2021-11-01
Rebasing changes can be common when working with version control systems
There is a general distinct dislike of Git's support for rebasing
(cf).
I have some views on this in general (eg),
but I feel that one overlooked thing may be that it's not uncommon
for people in certain situations to "rebase" changes when working
with VCSes, whether or not they use Git and 'git rebase
'. If you
look at rebasing changes as a conceptual operation instead of a Git
one, there are a number of ways that it happens and often VCSes
that are otherwise resistant to the idea of rebasing support some
versions of it.
To start with, let's take Git. If you maintain uncommitted changes
in a Git repo and pull from upstream, the pull may stop with an
error message and tell you to use git stash
. Stashing your changes, pulling,
and then re-applying your changes is effectively a rebase, although
it's a rebase that lives entirely outside of the VCS history. There
are other uses for stashing, but
this is where I most frequently run into it.
Some people maintain patches or patch series in quilt, especially since this is basically how you modify Debian and RPM format source packages. As you either evolve the patches or change the base version of the software you're patching, you're once again effectively rebasing. Some projects capture the development of these patch series in VCS repos in one way or another, but I don't think it's very common to maintain them in the VCS as a non-rebasing form and then materialize them as patches for your packaging format. And unless you're quite deep into the project's development ecology (so that you can easily set it up and maintain a local version), you probably don't do this for your local patches and patch series.
Even Mercurial supports this sort of rebasing. In fact, Mercurial is more liberal than Git is. If you have uncommitted changes in a Mercurial repository and pull updates that change the same files, Mercurial will go ahead to try to merge your changes with the upstream changes; you only need to stash or manually reconcile the merge if Mercurial detects a change conflict. Also, like Git, in Mercurial you can "shelve" uncommitted changes, change the checked out version of the repo, and unshelve them, effectively rebasing your changes on top of the new version.

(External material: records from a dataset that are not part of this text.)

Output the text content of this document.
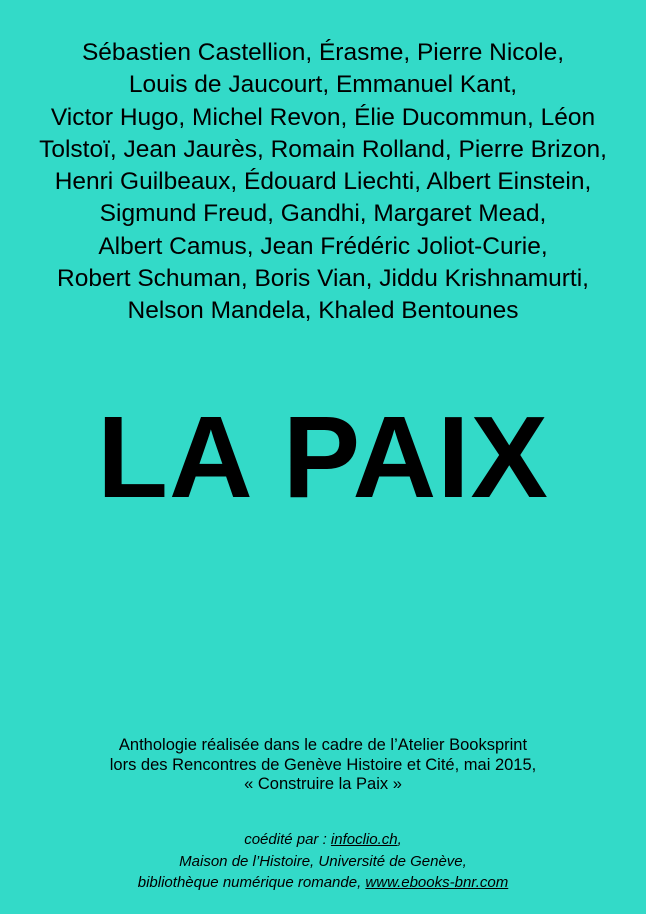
Sébastien Castellion, Érasme, Pierre Nicole,
Louis de Jaucourt, Emmanuel Kant,
Victor Hugo, Michel Revon, Élie Ducommun, Léon
Tolstoï, Jean Jaurès, Romain Rolland, Pierre Brizon,
Henri Guilbeaux, Édouard Liechti, Albert Einstein,
Sigmund Freud, Gandhi, Margaret Mead,
Albert Camus, Jean Frédéric Joliot-Curie,
Robert Schuman, Boris Vian, Jiddu Krishnamurti,
Nelson Mandela, Khaled Bentounes
LA PAIX
Anthologie réalisée dans le cadre de l’Atelier Booksprint
lors des Rencontres de Genève Histoire et Cité, mai 2015,
« Construire la Paix »
coédité par : infoclio.ch,
Maison de l’Histoire, Université de Genève,
bibliothèque numérique romande, www.ebooks-bnr.com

What all of these operations have in common, and how they differ
from 'git rebase
', is that they don't take existing VCS history
and rewrite it (in the Git sense). In one way or
another, all of them work on changes that are living outside your
VCS.
My long-standing view is that VCSes are user interfaces to the formal mathematics of version control. To me, it feels at best somewhat odd that version control systems condition their support for the general operation of rebasing on whether or not you've chosen to capture your changes in the VCS, with not capturing your changes in the VCS often leaving you better off. I cannot help but think that if people are resorting to quilt on top of a VCS repo, something has gone wrong.